Impacto Econômico e Ambiental
A expansão da bioenergia e do biogás representa muito mais do que apenas megawatts. Ela significa a criação de uma nova economia no interior do país. A geração distribuída fortalece a rede elétrica local, reduz perdas de transmissão e pode garantir o fornecimento de energia em áreas remotas. Além disso, a produção de biogás gera um subproduto rico em nutrientes, o digestato, que pode ser usado como biofertilizante, diminuindo a dependência do Brasil da importação de fertilizantes químicos, um tema de alta relevância geopolítica e econômica.
Do ponto de vista ambiental, os benefícios são duplos. Primeiro, evita-se que o metano dos dejetos animais, um gás de efeito estufa 28 vezes mais potente que o CO₂, seja liberado diretamente na atmosfera. Segundo, substitui-se o uso de combustíveis fósseis.

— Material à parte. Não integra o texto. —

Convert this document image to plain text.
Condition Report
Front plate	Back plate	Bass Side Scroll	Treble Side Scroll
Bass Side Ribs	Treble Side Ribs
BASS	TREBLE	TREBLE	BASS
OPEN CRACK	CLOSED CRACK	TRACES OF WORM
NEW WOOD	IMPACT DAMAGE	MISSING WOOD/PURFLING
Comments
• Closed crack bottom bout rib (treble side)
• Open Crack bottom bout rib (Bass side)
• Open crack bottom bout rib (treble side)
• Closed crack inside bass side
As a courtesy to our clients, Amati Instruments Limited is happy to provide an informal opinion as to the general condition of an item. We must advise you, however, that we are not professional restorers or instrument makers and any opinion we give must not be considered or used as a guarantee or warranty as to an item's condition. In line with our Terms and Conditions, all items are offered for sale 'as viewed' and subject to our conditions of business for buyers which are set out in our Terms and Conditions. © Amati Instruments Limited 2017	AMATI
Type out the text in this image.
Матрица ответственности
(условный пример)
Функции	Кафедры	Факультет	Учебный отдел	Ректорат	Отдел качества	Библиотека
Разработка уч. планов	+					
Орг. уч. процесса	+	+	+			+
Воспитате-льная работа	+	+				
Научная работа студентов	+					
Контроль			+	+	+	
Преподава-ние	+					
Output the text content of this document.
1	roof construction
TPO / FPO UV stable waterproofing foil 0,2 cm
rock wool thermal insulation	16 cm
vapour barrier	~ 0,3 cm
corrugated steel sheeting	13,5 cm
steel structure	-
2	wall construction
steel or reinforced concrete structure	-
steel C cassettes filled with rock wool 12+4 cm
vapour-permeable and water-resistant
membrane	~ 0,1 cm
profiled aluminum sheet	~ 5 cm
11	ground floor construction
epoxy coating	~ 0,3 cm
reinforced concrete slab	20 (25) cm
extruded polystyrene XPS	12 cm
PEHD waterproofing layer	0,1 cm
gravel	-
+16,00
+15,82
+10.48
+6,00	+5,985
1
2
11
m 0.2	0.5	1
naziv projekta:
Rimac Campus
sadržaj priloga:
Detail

O caminho do agro como potência energética está traçado. O setor que garante a segurança alimentar do Brasil e de parte do mundo agora se firma como um pilar indispensável para a segurança energética e para o cumprimento das metas climáticas do país, provando que a sustentabilidade e a produtividade podem, e devem, caminhar juntas.